La nueva remesa de pulseras que se repartirá dentro de unas semanas será similar a los localizadores GPS actuales. Parecen collares, MP3, relojes o mandos de garaje. Son dispositivos discretos que no estigmatizan, ni a la víctima, ni al agresor, y sí deberían disuadir del delito, sobre todo en el caso de los pederastas en sus primeras salidas. En este supuesto, las alarmas saltarían en las proximidades de colegios. Aunque nuestro actual Derecho Penal no permite esta medida una vez cumplida la pena, salvo que la recoja la sentencia.

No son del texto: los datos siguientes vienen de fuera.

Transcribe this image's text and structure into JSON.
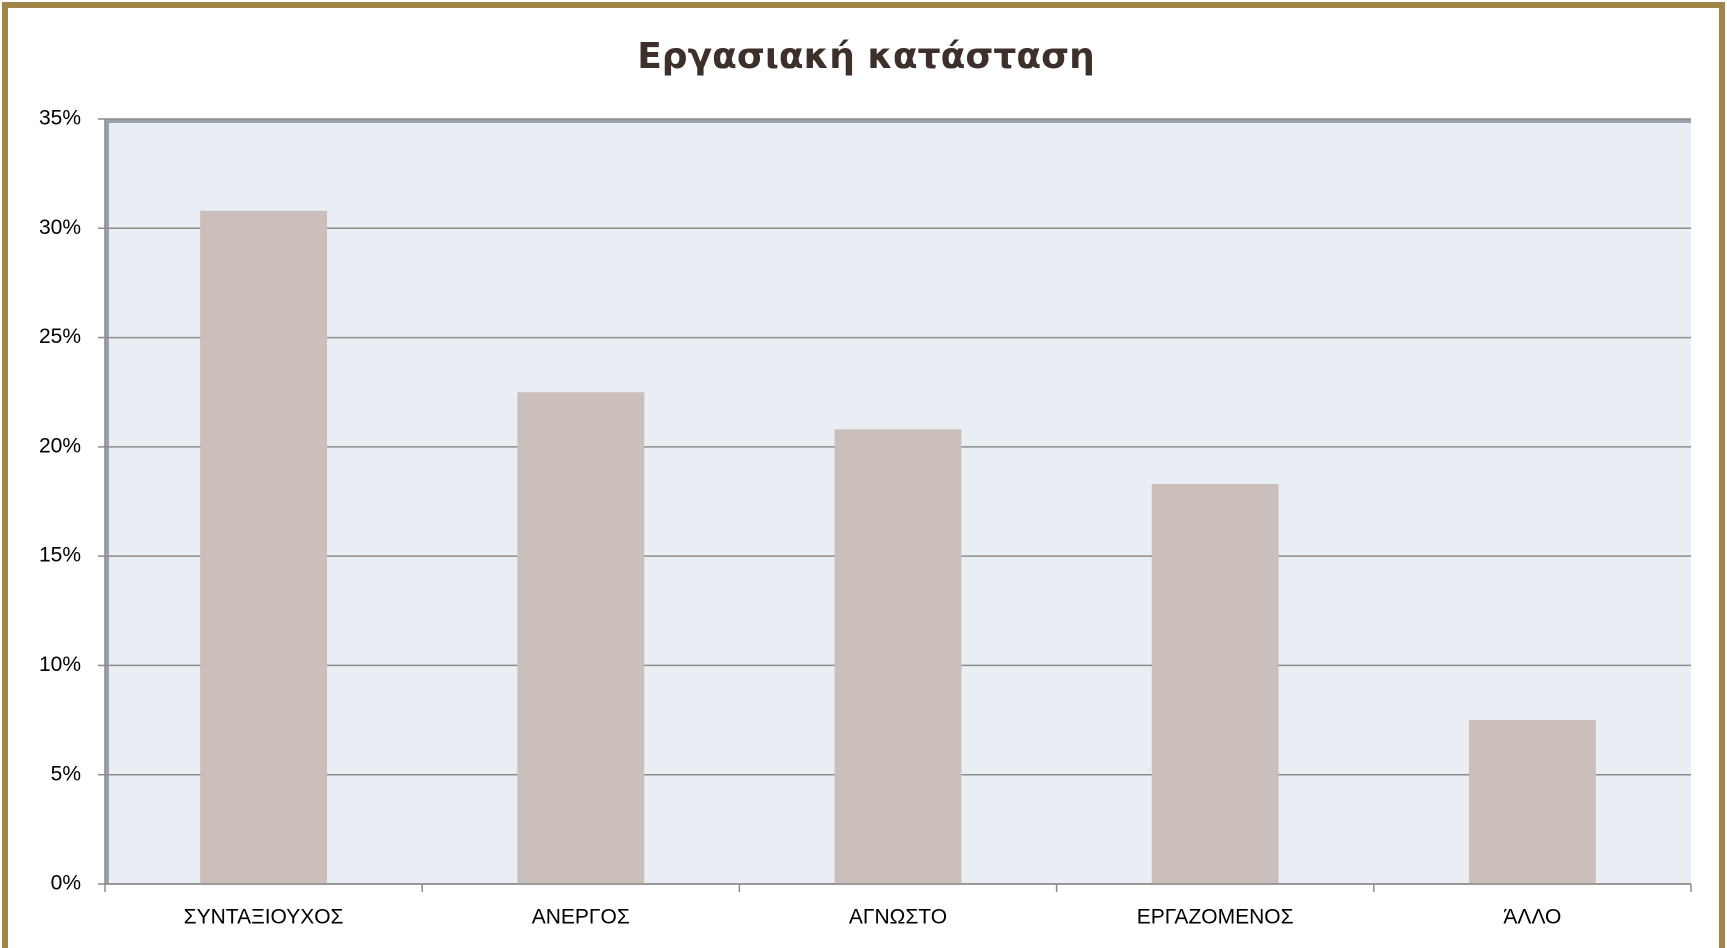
{
  "chart_data": {
    "type": "bar",
    "title": "Εργασιακή κατάσταση",
    "categories": [
      "ΣΥΝΤΑΞΙΟΥΧΟΣ",
      "ΑΝΕΡΓΟΣ",
      "ΑΓΝΩΣΤΟ",
      "ΕΡΓΑΖΟΜΕΝΟΣ",
      "ΆΛΛΟ"
    ],
    "values": [
      30.8,
      22.5,
      20.8,
      18.3,
      7.5
    ],
    "color": "#cbbfbb",
    "ylim": [
      0,
      35
    ],
    "yticks": [
      {
        "value": 0,
        "label": "0%"
      },
      {
        "value": 5,
        "label": "5%"
      },
      {
        "value": 10,
        "label": "10%"
      },
      {
        "value": 15,
        "label": "15%"
      },
      {
        "value": 20,
        "label": "20%"
      },
      {
        "value": 25,
        "label": "25%"
      },
      {
        "value": 30,
        "label": "30%"
      },
      {
        "value": 35,
        "label": "35%"
      }
    ],
    "grid": true
  }
}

El equipo del ingeniero electrónico Federico Barrero, de la Universidad de Sevilla, está desarrollando, junto a la empresa Visión Sistemas de Localización, una tecnología basada en la del Keruve, un localizador para personas con alzhéimer: “Permitirá monitorizar las órdenes de alejamiento, y alertar rápidamente a los implicados y a los poderes públicos”. Se explorarán el hardware y el software de modernos sistemas electrónicos con capacidad de interacción con otros sistemas públicos y privados. “Pretendemos desarrollar un prototipo de comunidad virtual con la tecnología Web 2.0, que permitirá la creación de redes sociales de aislamiento y la ayuda de expertos jurídicos y psicológicos”.

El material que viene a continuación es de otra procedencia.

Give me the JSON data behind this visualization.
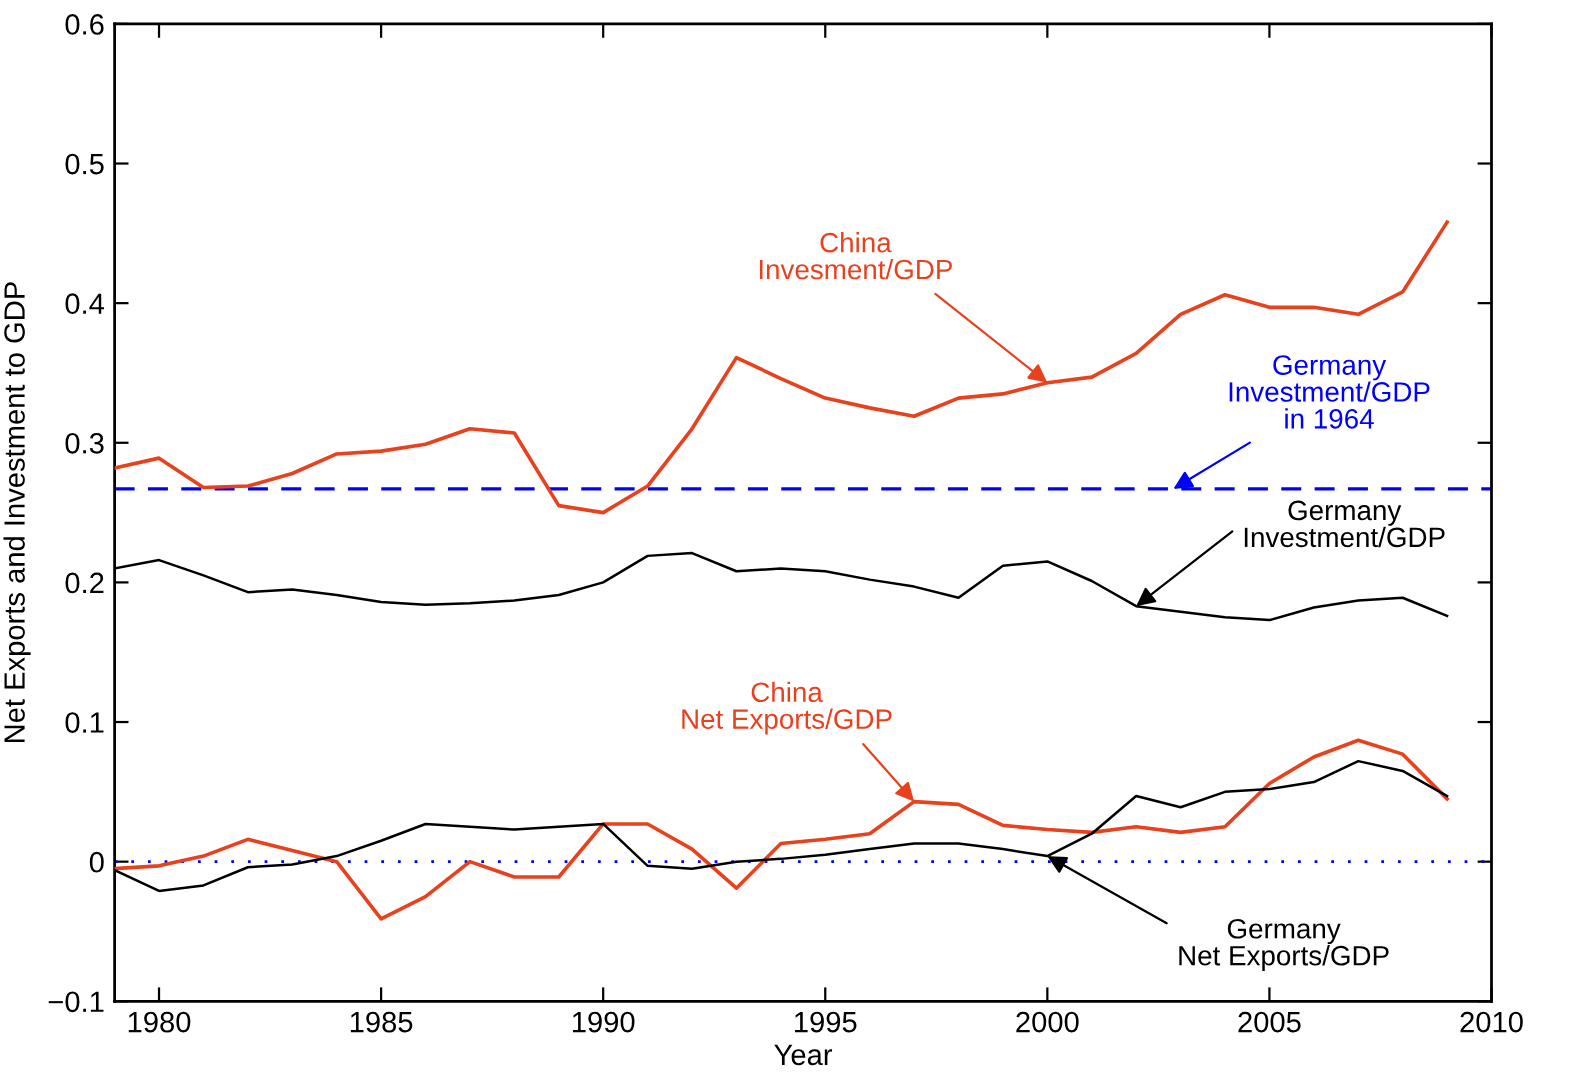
{
  "chart_data": {
    "type": "line",
    "xlabel": "Year",
    "ylabel": "Net Exports and Investment to GDP",
    "x": [
      1979,
      1980,
      1981,
      1982,
      1983,
      1984,
      1985,
      1986,
      1987,
      1988,
      1989,
      1990,
      1991,
      1992,
      1993,
      1994,
      1995,
      1996,
      1997,
      1998,
      1999,
      2000,
      2001,
      2002,
      2003,
      2004,
      2005,
      2006,
      2007,
      2008,
      2009
    ],
    "series": [
      {
        "name": "China\nInvesment/GDP",
        "color": "#e8411e",
        "values": [
          0.282,
          0.289,
          0.268,
          0.269,
          0.278,
          0.292,
          0.294,
          0.299,
          0.31,
          0.307,
          0.255,
          0.25,
          0.269,
          0.31,
          0.361,
          0.346,
          0.332,
          0.325,
          0.319,
          0.332,
          0.335,
          0.343,
          0.347,
          0.364,
          0.392,
          0.406,
          0.397,
          0.397,
          0.392,
          0.408,
          0.458
        ]
      },
      {
        "name": "Germany\nInvestment/GDP",
        "color": "#000000",
        "values": [
          0.21,
          0.216,
          0.205,
          0.193,
          0.195,
          0.191,
          0.186,
          0.184,
          0.185,
          0.187,
          0.191,
          0.2,
          0.219,
          0.221,
          0.208,
          0.21,
          0.208,
          0.202,
          0.197,
          0.189,
          0.212,
          0.215,
          0.201,
          0.183,
          0.179,
          0.175,
          0.173,
          0.182,
          0.187,
          0.189,
          0.176
        ]
      },
      {
        "name": "China\nNet Exports/GDP",
        "color": "#e8411e",
        "values": [
          -0.005,
          -0.003,
          0.004,
          0.016,
          0.008,
          0.0,
          -0.041,
          -0.025,
          0.0,
          -0.011,
          -0.011,
          0.027,
          0.027,
          0.009,
          -0.019,
          0.013,
          0.016,
          0.02,
          0.043,
          0.041,
          0.026,
          0.023,
          0.021,
          0.025,
          0.021,
          0.025,
          0.056,
          0.075,
          0.087,
          0.077,
          0.045
        ]
      },
      {
        "name": "Germany\nNet Exports/GDP",
        "color": "#000000",
        "values": [
          -0.006,
          -0.021,
          -0.017,
          -0.004,
          -0.002,
          0.004,
          0.015,
          0.027,
          0.025,
          0.023,
          0.025,
          0.027,
          -0.003,
          -0.005,
          0.0,
          0.002,
          0.005,
          0.009,
          0.013,
          0.013,
          0.009,
          0.004,
          0.02,
          0.047,
          0.039,
          0.05,
          0.052,
          0.057,
          0.072,
          0.065,
          0.047
        ]
      }
    ],
    "xlim": [
      1979,
      2010
    ],
    "ylim": [
      -0.1,
      0.6
    ],
    "xticks": [
      1980,
      1985,
      1990,
      1995,
      2000,
      2005,
      2010
    ],
    "yticks": [
      {
        "value": -0.1,
        "label": "−0.1"
      },
      0,
      0.1,
      0.2,
      0.3,
      0.4,
      0.5,
      0.6
    ],
    "ref_lines": [
      {
        "axis": "y",
        "value": 0.267,
        "label": "Germany\nInvestment/GDP\nin 1964",
        "color": "#0000ff",
        "line_style": "dashed"
      },
      {
        "axis": "y",
        "value": 0,
        "color": "#0000ff",
        "line_style": "dotted"
      }
    ],
    "line_style": "solid"
  }
}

Aunque la tecnología a veces juega también del lado del delincuente. Muchos terroristas han utilizado, por ejemplo, las nuevas consolas para pergeñar ataques. En algunas cárceles, como las británicas, están prohibidas. Por otro lado, Reino Unido, que cumple ahora su décimo aniversario en el uso de pulseras telemáticas, ofrece un balance positivo de ellas: 145.000 personas han podido aliviar su condena, y el porcentaje de satisfacción ronda el 80%. En Argentina, la tasa de fracaso es mayor. Allí, un preso que cumplía arresto domiciliario bajo un sistema de monitorización asesinó a cuatro personas. Lo hizo con un software, un corte en la línea telefónica y 500 pesos. En Canadá, Suecia y Australia, la tasa de conformidad alcanza el 90%. Obama ha solicitado un análisis para aplicar pulseras a miles de reclusos más.

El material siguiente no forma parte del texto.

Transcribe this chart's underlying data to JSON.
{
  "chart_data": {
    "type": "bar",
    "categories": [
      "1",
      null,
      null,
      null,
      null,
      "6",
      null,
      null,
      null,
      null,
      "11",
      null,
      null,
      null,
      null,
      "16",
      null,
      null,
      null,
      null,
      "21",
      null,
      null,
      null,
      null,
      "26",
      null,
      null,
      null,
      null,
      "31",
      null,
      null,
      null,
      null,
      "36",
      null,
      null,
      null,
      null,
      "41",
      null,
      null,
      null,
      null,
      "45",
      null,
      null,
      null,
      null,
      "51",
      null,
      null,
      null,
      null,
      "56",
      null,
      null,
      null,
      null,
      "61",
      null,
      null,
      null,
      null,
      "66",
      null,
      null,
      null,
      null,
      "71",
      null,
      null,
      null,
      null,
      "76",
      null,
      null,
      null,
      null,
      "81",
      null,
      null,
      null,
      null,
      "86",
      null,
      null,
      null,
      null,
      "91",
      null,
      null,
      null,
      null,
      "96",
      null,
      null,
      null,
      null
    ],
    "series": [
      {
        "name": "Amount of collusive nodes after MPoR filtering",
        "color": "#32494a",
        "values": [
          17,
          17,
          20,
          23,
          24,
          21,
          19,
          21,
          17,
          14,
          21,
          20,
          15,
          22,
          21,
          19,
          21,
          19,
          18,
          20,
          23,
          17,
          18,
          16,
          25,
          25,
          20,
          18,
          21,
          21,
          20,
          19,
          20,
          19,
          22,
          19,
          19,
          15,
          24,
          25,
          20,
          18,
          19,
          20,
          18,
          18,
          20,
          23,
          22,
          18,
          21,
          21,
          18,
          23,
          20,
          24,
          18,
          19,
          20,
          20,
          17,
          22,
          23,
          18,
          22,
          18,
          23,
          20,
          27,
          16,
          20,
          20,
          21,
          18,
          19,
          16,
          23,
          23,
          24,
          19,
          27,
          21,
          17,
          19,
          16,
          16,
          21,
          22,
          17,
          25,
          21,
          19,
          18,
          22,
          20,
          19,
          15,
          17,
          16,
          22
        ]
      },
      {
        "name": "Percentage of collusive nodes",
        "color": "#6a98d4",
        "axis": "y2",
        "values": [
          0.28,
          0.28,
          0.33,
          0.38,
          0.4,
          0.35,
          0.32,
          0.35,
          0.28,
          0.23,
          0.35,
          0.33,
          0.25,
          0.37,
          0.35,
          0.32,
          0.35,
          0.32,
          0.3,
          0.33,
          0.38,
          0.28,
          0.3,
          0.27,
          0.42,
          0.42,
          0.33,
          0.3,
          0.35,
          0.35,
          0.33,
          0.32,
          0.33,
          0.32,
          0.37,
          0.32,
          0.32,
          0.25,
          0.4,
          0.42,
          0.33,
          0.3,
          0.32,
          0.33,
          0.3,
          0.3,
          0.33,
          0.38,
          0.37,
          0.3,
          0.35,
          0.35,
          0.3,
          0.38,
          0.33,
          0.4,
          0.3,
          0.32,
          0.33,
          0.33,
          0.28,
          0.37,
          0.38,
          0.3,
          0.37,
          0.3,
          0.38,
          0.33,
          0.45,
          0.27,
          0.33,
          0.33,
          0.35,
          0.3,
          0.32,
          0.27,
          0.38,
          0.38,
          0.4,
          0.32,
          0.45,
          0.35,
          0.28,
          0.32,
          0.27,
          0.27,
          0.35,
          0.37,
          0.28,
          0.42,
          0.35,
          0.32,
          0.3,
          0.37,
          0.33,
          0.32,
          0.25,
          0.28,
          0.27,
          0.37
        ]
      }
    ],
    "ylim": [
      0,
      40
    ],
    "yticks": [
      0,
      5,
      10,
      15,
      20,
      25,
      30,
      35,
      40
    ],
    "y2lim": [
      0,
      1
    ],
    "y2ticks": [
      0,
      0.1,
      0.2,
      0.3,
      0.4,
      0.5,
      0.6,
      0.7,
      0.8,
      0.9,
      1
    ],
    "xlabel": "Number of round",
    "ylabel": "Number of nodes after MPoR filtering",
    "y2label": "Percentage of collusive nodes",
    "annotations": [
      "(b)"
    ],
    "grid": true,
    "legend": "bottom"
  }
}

Estas medidas, a la vez de integración y de defensa de la sociedad, no se conciben sin una revisión de las cárceles (véase el recuadro de arriba). En la macroprisión gaditana Puerto III, la innovación tecnológica se combina con programas de tratamiento para drogodependientes y condenados por violencia de género o agresión sexual. Se han incorporado detectores antivándalos y sistemas electrónicos de toma de huellas dactilares. La prisión mexicana de Iztapalapa, una de las más conflictivas del planeta, comienza a dotarse con avanzada tecnología. El edificio será panóptico: se construirá de modo que todo su interior sea visible desde un solo punto. Pero todo sistema ha resultado ineficaz a la hora de templar la ira del preso. Ni en las prisiones de máxima seguridad de EEUU, Oak Park Heights Supermax, el correccional Lebanon de Ohio…, han podido evitar algunas reyertas sonadas. Será porque la cárcel, aunque la modernidad esté lavando su cara, nunca dejará de ser ese sitio donde, como dijo Cervantes: “Toda incomodidad tiene su asiento y todo ruido hace su habitación”.